CHARLIE HAS THE PICKAXE and I have a backpack full of rocks.
The plan, which makes perfect sense in our ten-year-old brains, is to dig until we find Underground.
Underground is exactly what it sounds like and everything else we can imagine: somewhere, right beneath our feet, is Underground, and if it’s a place then surely it has tunnels and lights and danger and adventure. Treasure, in Underground, surely abounds.
So we strap my dad’s pickaxe to Charlie’s back with red bungee cords, load my backpack with stones small enough to throw but big enough to fend off any Underground monsters, and carry shovels deep into my parents’ backyard. Our dig site—our entry point—is already littered with provisions: unopened Gatorade bottles, a kiddie pool where the things we find will go, a souped-up metal detector, and a wheelbarrow, full of tools we pulled off the garage wall.
“What are you going to do with your booty?” I ask, half out of breath from the homemade anchor on my back but still wrecked by how funny the word “booty” is.

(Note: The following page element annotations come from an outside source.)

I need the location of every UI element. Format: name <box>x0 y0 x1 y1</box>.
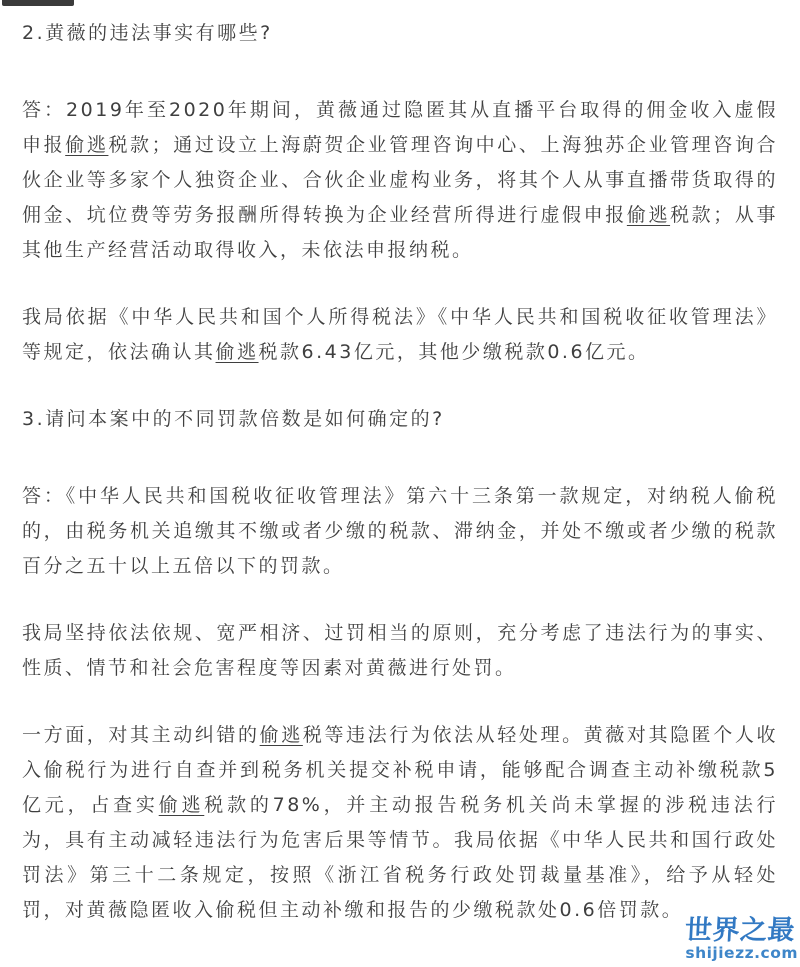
tax-evasion-term-link[interactable]: 偷逃 <box>627 204 670 226</box>
answer-paragraph: 答：2019年至2020年期间，黄薇通过隐匿其从直播平台取得的佣金收入虚假申报偷… <box>22 93 778 268</box>
tax-evasion-term-link[interactable]: 偷逃 <box>216 341 259 363</box>
answer-paragraph: 一方面，对其主动纠错的偷逃税等违法行为依法从轻处理。黄薇对其隐匿个人收入偷税行为… <box>22 718 778 928</box>
watermark-domain: shijiezz.com <box>685 946 798 962</box>
text-segment: 我局坚持依法依规、宽严相济、过罚相当的原则，充分考虑了违法行为的事实、性质、情节… <box>22 622 778 679</box>
text-segment: 一方面，对其主动纠错的 <box>22 724 260 746</box>
answer-paragraph: 答：《中华人民共和国税收征收管理法》第六十三条第一款规定，对纳税人偷税的，由税务… <box>22 479 778 584</box>
watermark-logo-text: 世界之最 <box>685 917 799 944</box>
tax-evasion-term-link[interactable]: 偷逃 <box>159 794 205 816</box>
answer-paragraph: 我局依据《中华人民共和国个人所得税法》《中华人民共和国税收征收管理法》等规定，依… <box>22 300 778 370</box>
tax-evasion-term-link[interactable]: 偷逃 <box>260 724 303 746</box>
text-segment: 答：《中华人民共和国税收征收管理法》第六十三条第一款规定，对纳税人偷税的，由税务… <box>22 485 778 577</box>
site-watermark: 世界之最 shijiezz.com <box>685 917 798 962</box>
question-heading: 2.黄薇的违法事实有哪些? <box>22 16 778 51</box>
text-segment: 2.黄薇的违法事实有哪些? <box>22 22 273 44</box>
text-segment: 3.请问本案中的不同罚款倍数是如何确定的? <box>22 408 445 430</box>
tax-evasion-term-link[interactable]: 偷逃 <box>65 134 108 156</box>
text-segment: 税款6.43亿元，其他少缴税款0.6亿元。 <box>259 341 650 363</box>
answer-paragraph: 我局坚持依法依规、宽严相济、过罚相当的原则，充分考虑了违法行为的事实、性质、情节… <box>22 616 778 686</box>
question-heading: 3.请问本案中的不同罚款倍数是如何确定的? <box>22 402 778 437</box>
clipped-text-artifact <box>2 0 74 6</box>
article-page: 2.黄薇的违法事实有哪些?答：2019年至2020年期间，黄薇通过隐匿其从直播平… <box>0 0 800 967</box>
article-body: 2.黄薇的违法事实有哪些?答：2019年至2020年期间，黄薇通过隐匿其从直播平… <box>0 0 800 928</box>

Charlie’s face is red from lugging tools back and forth and he keeps reaching back to adjust the pickaxe that’s digging into his hip. “With my booty, first thing I’m going to do is buy a pool to put all my booty in.”

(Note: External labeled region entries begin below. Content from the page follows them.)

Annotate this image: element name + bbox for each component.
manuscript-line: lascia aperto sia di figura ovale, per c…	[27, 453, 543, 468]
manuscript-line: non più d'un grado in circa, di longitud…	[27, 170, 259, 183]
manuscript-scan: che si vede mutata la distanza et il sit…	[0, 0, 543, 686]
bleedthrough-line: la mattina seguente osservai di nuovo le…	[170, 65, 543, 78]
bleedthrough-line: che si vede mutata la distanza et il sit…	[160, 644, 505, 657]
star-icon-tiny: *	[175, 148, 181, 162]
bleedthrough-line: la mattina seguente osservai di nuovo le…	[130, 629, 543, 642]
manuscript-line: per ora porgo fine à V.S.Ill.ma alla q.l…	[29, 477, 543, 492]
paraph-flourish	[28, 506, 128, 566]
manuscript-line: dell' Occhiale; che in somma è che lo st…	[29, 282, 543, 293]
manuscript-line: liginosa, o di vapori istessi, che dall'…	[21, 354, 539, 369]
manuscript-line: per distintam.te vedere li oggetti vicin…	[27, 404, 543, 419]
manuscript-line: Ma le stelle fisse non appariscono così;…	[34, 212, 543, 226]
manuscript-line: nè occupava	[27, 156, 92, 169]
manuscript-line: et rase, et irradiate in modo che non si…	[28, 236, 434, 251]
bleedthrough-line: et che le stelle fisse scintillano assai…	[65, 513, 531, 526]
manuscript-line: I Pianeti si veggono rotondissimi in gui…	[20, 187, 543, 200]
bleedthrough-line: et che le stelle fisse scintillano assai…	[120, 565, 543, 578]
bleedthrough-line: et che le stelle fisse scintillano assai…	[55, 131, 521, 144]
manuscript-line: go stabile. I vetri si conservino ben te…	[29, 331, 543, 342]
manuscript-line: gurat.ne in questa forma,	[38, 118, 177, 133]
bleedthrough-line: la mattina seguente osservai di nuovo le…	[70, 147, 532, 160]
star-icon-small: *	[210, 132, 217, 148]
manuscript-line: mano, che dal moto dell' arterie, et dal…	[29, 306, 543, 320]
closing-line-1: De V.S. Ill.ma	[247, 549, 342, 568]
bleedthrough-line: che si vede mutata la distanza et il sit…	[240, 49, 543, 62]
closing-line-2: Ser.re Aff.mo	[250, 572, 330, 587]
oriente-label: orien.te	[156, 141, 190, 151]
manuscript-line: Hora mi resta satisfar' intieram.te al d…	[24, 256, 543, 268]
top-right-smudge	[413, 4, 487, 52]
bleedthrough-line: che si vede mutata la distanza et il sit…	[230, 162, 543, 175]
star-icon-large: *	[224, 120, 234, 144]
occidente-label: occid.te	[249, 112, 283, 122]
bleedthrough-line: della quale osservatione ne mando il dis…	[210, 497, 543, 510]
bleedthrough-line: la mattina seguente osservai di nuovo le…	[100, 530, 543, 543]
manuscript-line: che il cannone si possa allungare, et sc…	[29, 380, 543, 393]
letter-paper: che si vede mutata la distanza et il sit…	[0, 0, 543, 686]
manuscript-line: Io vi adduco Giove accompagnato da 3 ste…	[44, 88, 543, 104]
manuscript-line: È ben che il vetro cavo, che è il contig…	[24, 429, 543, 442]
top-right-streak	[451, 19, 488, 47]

Charlie is equally infected by booty.
“A booty pool!”
“Booty pool!” Charlie yells.
We dump our tools to the side as we get to the site. The location isn’t arbitrary, on account of the military-grade metal detector I’ve cobbled together.

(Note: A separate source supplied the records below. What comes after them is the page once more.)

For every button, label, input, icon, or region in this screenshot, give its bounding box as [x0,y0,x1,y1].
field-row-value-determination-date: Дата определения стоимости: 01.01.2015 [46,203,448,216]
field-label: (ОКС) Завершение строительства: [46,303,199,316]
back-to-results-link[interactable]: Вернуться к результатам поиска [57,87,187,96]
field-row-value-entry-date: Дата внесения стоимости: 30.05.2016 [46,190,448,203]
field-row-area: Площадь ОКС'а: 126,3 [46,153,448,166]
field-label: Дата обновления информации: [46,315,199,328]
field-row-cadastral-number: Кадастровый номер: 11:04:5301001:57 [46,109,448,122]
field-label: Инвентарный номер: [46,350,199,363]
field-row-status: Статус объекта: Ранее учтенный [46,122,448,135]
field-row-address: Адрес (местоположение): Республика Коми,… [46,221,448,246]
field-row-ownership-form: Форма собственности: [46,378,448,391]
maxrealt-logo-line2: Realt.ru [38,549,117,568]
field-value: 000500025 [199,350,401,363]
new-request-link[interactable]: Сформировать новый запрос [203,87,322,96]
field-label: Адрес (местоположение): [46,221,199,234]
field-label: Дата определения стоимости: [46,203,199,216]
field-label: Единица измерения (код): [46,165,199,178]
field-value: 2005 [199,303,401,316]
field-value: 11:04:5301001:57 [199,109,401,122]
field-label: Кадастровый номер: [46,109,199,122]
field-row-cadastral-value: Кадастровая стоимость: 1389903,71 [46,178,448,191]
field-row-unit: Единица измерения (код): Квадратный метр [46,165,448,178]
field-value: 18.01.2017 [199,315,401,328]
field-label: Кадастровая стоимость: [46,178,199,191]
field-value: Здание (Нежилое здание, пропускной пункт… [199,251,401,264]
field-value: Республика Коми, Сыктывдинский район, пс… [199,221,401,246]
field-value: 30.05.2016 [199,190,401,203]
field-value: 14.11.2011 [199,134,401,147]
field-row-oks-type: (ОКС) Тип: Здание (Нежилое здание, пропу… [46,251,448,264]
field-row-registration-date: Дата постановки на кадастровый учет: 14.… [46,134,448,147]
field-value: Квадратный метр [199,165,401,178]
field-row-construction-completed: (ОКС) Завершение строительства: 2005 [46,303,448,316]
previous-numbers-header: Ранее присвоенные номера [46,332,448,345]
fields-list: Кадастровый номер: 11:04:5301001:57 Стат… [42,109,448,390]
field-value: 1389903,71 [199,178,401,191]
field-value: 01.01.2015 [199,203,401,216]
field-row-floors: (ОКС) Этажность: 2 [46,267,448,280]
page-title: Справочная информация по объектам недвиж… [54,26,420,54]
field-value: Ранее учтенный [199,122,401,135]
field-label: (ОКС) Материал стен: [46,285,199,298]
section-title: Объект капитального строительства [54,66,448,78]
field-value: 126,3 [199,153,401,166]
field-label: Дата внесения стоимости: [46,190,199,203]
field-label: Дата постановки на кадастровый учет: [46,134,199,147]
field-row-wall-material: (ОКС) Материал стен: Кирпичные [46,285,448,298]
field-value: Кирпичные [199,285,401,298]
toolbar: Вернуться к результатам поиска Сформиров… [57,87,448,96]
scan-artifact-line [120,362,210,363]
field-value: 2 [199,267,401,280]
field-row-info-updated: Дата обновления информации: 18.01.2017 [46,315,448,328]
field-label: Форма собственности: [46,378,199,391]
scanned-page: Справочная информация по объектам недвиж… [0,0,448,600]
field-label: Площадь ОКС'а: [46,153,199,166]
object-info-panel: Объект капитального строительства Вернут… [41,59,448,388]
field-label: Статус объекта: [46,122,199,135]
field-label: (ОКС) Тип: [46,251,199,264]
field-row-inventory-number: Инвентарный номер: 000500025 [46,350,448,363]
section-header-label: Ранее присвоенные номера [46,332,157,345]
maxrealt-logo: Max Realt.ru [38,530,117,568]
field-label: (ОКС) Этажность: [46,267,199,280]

Forty minutes later there’s a minor canyon dug in my parents’ lawn. It’s Charlie’s turn to tear up the ground to make digging easier.
He brings the pick down and we hear exactly what we’ve been waiting for: the metallic pang of iron hitting fame and/or fortune.
“The shit was that?” he says, the tool still sunk into the ground, his eyes locked on mine.
“Keep digging keep digging keep digging!” He tears the pickaxe out of the ground, heaves it above his head, and brings it down. Again and again, trying to loosen the earth. “Wait!” I say, throwing my hands out. “Wait, stop!”
“What, why?” he asks, pickaxe hovering above his head for a minute before falling backward. “What is it?” The energy in his voice has a heroic edge to it, like he’s expecting me to say that I hear someone coming, or see one of the monsters we’re prepared for.
“What if the treasure isn’t in a trunk?”
“What?” The heroic edge is gone.
“What if the treasure isn’t in a big metal box?”
“I don—”
“We need to stop hitting it with a pickaxe.”
The realization that he is potentially littering our priceless heirloom with puncture wounds sweeps across his face. “Aw shit, you’re right. We’ve gotta dig. Gotta dig dig dig dig!”
We trade out and I dig.
Four feet in the ground, I work the best I can to uncover the shape that is becoming less and less boxlike with each shovel-ful of dirt I pull out.
The thing in the dirt starts to take shape and it definitely doesn’t seem big enough to be worth a booty pool. But it’s solid; no matter how hard we hit it, no matter how much we dig around it, it remains where it was planted.
Eventually we have a length of it uncovered, however caked in black earth it may be.
We’ve dug enough of a crater that we can sit with our backs against the cool earth. Charlie wipes at the dirt coating his arm and says, “You think it’s, like, part of a ship? Or like a whole ship?”
Then I say a word I’ve only ever heard in movies and have never yet said myself:
“Fuck.”
I scramble to my knees, grab the Gatorade that’s sitting next to me, and dump some on the hopefully-a-treasure still trapped in the earth.
“What are you doing!” he yells, mostly in disbelief that I’d pour Gatorade on our artifact.
The dirt cascades off in black ribbons and even before the yellow sports drink is done dripping off we see the words Guthrie Gas and Power written on a very damaged pipe.
First there’s confusion on his face, then surprise. “I think we almost blew up the neighborhood,” he says, smiling.